The corner is the geometrical figure lying on the plane which is formed by two beams proceeding from a uniform point. The size of a corner is measured differently: in a-degree measure, in radians and also several other, less widespread ways. Adjacent corners are such which have the general top and also one general beam. Two other beams of adjacent corners form the developed corner, that is lie on a straight line and do not coincide.
As the sum of two adjacent corners is always 180 degrees, it is possible to find without effort one of them if the second is known. For example, if the first corner is equal to 60 degrees then adjacent to it the corner in 120 degrees is. It is one of the main properties of adjacent corners.

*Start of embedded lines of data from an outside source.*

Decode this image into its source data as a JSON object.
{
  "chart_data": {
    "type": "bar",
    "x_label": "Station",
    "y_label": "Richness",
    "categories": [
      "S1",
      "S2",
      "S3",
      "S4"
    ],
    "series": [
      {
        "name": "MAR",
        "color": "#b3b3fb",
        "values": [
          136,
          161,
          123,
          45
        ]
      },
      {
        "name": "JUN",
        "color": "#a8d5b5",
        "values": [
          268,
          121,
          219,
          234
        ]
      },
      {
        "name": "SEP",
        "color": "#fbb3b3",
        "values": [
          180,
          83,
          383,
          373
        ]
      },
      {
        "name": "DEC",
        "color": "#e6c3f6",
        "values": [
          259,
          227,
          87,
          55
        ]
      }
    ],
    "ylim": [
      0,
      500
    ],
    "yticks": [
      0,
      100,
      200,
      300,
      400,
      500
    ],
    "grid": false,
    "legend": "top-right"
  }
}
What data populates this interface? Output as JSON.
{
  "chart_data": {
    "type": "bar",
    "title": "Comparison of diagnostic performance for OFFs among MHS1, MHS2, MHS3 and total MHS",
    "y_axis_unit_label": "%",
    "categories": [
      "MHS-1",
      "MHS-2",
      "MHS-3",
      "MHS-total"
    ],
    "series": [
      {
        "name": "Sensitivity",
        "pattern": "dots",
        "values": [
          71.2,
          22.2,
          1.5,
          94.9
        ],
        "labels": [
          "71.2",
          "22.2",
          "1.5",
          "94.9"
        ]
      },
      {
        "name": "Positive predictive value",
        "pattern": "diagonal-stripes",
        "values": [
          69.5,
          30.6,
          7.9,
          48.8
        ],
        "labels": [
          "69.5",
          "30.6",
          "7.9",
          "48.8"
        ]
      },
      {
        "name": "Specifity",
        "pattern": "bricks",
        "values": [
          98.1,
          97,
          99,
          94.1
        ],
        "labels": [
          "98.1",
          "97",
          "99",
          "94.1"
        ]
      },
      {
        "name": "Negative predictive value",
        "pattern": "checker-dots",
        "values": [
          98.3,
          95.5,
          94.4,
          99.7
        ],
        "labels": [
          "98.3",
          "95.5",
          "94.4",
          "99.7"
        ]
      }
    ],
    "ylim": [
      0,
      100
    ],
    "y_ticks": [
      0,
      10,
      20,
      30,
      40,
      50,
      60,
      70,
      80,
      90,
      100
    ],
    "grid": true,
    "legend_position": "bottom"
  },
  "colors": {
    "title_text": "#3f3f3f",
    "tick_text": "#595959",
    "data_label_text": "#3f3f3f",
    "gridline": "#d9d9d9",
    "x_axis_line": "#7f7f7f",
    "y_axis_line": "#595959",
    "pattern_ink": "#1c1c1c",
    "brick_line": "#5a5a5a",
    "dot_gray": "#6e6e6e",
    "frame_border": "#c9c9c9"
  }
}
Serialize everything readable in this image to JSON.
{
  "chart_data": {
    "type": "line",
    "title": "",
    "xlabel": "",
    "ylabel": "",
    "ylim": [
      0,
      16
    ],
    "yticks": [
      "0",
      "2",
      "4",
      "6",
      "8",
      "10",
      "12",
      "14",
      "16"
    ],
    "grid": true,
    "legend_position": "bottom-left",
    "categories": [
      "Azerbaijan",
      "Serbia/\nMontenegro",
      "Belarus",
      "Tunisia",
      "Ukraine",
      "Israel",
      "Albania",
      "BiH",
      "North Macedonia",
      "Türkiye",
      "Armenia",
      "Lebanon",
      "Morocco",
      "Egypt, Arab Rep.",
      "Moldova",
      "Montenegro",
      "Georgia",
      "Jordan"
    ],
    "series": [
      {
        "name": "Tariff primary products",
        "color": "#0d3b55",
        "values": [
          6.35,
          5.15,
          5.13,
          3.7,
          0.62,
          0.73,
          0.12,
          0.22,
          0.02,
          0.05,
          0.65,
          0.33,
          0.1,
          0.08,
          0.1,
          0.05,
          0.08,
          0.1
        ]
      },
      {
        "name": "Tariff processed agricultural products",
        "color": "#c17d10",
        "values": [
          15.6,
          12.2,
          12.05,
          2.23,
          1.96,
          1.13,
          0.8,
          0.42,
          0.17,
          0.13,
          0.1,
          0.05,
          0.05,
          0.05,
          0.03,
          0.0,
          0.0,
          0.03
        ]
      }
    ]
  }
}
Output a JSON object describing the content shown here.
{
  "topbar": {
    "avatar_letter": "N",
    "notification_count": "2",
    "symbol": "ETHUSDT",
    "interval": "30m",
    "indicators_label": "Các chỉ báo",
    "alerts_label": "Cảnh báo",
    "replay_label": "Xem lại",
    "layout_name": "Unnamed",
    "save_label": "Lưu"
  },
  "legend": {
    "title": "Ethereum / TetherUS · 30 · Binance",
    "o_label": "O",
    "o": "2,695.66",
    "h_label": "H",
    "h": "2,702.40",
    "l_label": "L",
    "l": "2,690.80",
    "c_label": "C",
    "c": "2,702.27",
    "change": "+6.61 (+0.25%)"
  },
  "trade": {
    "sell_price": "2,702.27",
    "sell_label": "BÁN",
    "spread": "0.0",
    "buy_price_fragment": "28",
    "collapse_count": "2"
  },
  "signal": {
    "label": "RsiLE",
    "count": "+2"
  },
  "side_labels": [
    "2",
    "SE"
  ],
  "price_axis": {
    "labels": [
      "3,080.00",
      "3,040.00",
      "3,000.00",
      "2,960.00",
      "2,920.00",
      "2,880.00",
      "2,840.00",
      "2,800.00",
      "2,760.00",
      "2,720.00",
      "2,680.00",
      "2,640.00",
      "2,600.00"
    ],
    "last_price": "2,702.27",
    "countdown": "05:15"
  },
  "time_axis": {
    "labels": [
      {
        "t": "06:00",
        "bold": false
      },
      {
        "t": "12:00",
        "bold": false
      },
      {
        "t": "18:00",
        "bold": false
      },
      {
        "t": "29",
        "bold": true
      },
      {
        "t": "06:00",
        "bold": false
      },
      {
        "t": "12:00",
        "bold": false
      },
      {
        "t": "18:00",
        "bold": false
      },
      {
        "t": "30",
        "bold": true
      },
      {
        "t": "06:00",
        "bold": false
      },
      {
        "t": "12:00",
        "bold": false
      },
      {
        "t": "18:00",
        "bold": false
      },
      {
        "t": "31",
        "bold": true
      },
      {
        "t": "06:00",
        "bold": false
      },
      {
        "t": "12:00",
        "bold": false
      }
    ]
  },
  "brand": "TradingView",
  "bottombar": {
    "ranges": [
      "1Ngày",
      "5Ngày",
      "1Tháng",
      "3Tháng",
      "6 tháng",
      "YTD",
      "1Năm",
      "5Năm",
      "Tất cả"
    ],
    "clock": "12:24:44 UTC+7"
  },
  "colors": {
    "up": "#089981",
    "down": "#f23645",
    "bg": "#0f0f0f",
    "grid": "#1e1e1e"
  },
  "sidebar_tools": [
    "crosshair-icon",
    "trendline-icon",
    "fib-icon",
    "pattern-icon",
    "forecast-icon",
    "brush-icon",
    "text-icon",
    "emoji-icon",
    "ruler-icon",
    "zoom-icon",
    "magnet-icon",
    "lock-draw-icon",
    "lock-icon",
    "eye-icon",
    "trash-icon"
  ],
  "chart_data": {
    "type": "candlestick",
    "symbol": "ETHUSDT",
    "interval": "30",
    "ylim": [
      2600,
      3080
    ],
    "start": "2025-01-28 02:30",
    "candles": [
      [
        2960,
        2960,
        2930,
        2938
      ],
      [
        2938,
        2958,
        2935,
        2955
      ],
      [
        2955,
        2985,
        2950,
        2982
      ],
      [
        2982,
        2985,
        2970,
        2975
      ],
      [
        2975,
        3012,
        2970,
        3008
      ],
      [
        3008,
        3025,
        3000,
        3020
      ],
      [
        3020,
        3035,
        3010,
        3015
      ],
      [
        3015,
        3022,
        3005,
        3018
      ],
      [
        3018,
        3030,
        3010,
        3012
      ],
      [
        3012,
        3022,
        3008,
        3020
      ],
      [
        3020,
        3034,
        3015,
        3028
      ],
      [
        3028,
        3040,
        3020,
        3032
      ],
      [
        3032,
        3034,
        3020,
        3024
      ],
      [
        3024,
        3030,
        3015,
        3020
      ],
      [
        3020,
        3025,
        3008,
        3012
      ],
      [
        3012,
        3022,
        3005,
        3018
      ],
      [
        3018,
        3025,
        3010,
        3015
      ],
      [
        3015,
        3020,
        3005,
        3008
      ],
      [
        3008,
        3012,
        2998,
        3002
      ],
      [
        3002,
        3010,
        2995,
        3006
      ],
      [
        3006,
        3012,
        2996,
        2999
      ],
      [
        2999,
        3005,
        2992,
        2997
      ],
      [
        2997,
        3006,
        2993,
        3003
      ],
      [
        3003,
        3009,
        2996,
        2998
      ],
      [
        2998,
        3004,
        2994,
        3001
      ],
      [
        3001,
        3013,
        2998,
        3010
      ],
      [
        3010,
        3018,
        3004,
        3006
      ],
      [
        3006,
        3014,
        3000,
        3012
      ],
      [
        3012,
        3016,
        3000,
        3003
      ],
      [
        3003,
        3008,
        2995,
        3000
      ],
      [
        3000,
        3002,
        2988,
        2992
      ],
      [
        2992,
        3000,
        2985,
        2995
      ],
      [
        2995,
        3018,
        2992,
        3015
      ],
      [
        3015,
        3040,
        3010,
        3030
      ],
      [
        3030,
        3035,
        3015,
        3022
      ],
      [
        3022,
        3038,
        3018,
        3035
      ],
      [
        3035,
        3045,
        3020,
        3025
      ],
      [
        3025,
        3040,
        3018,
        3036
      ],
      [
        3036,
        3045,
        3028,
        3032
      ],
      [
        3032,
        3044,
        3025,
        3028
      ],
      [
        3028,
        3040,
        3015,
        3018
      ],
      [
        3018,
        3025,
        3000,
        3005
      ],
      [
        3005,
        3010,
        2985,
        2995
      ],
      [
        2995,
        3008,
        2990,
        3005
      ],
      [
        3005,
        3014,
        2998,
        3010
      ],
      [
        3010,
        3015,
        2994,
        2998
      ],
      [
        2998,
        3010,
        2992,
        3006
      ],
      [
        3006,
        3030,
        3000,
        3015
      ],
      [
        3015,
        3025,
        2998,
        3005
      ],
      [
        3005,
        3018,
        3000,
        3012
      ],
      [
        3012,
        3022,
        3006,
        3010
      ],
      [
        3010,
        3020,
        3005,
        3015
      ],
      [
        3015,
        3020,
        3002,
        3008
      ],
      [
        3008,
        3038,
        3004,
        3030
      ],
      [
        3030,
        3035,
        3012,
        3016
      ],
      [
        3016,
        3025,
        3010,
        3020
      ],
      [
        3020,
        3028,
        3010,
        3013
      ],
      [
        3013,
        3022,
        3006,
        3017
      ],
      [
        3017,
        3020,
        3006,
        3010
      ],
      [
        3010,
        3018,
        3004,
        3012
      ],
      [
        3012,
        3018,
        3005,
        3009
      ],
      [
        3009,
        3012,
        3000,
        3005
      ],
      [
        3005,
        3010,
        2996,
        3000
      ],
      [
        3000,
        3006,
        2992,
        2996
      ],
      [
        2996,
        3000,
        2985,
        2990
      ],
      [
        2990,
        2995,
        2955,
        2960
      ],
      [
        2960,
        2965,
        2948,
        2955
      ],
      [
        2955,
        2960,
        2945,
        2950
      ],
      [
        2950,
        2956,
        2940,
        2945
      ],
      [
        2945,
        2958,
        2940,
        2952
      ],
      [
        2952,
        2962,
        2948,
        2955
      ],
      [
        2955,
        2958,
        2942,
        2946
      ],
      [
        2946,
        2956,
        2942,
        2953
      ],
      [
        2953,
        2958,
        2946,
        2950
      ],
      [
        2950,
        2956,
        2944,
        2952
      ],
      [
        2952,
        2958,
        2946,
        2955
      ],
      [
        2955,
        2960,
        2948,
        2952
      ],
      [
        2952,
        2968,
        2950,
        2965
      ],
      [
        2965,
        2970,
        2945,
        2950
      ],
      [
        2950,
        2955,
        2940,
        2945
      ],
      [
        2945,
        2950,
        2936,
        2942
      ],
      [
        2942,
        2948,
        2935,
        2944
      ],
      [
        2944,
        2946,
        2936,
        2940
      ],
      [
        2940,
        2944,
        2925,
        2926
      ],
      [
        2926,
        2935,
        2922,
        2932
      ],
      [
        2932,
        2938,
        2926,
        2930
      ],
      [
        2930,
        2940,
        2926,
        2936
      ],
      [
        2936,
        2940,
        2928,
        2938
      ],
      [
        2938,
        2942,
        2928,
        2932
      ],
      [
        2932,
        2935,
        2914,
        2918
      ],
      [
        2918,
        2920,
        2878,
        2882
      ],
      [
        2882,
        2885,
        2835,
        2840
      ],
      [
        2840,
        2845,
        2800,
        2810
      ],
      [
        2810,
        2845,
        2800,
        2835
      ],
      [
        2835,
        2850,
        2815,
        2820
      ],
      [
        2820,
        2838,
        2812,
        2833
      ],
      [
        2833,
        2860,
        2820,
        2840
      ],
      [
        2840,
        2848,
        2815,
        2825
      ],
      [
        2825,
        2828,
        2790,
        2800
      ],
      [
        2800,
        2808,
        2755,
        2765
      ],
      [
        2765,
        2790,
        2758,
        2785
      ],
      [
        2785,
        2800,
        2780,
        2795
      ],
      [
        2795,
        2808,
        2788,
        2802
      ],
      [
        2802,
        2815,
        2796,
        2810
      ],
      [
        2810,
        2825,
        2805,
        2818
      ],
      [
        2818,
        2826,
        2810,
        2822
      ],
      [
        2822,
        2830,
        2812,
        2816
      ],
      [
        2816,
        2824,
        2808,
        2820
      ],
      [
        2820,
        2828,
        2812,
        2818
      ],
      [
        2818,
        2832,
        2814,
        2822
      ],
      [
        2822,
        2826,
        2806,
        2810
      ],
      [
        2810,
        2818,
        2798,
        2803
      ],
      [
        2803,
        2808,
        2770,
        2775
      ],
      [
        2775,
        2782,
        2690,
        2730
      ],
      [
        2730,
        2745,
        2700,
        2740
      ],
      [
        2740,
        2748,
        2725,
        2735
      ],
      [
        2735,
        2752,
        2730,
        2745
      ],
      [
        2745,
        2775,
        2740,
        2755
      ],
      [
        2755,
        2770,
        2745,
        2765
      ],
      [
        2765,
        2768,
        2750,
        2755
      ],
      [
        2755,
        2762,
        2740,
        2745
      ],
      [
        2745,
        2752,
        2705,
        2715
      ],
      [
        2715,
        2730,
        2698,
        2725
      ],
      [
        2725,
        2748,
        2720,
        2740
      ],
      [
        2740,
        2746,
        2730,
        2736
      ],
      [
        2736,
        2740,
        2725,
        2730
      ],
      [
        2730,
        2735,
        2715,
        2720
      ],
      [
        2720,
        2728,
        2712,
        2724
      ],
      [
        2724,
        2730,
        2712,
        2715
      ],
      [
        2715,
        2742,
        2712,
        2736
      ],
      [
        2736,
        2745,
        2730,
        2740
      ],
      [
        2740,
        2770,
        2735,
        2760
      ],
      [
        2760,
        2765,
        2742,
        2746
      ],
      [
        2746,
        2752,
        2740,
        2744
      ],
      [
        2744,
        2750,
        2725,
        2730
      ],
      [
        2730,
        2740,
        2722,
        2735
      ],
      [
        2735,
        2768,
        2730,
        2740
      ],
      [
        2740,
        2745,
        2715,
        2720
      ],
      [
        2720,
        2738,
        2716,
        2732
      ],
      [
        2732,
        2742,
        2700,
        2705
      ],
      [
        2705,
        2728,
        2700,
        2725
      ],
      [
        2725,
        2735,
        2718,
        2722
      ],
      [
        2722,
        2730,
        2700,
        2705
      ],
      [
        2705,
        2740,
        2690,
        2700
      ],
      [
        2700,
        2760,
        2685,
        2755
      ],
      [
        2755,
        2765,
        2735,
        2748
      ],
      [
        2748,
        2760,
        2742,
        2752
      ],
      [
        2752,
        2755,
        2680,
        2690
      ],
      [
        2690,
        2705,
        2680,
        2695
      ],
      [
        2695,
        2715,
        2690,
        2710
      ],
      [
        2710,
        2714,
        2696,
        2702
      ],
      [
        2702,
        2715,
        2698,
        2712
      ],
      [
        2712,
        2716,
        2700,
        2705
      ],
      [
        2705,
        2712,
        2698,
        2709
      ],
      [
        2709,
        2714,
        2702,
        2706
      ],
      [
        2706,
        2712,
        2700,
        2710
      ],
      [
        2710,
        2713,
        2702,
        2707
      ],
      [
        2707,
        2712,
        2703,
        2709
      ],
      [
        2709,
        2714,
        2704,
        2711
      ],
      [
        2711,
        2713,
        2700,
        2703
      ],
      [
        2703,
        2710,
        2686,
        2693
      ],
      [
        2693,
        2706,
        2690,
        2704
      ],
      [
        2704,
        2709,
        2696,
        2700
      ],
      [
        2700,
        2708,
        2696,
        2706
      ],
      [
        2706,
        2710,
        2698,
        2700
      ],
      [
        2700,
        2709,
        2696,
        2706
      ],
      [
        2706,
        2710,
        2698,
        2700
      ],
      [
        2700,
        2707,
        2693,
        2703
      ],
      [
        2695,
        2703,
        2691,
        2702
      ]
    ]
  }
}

There is a theorem proving it. If there are two adjacent corners, then one of beams is the general for them, and two others, according to definition, form the developed corner. The-degree measure of the developed corner makes 180 degrees therefore the sum of the corners forming it is also equal to 180 degrees. The theorem is proved. From this property there are investigations. If two corners at the same time are both adjacent, and equal, then they are straight lines. If one of adjacent corners is direct, that is makes 90 degrees, then other corner of a straight line too. If one of adjacent corners sharp, then another is stupid. Similarly, if one of corners stupid, then the second, respectively, is sharp. The acute angle is such which-degree measure is less than 90 degrees, but it is more than 0. The obtuse angle has a-degree measure more than 90 degrees, but less than 180. Other property of adjacent corners is formulated so: if two corners are equal, then the corners adjacent to them are also equal. It means that if there are two corners for which-degree measure coincides (for example, it makes 50 degrees) and at the same time each of them has an adjacent corner, then values of these adjacent corners coincide too (their-degree measure will be equal in an example to 130 degrees).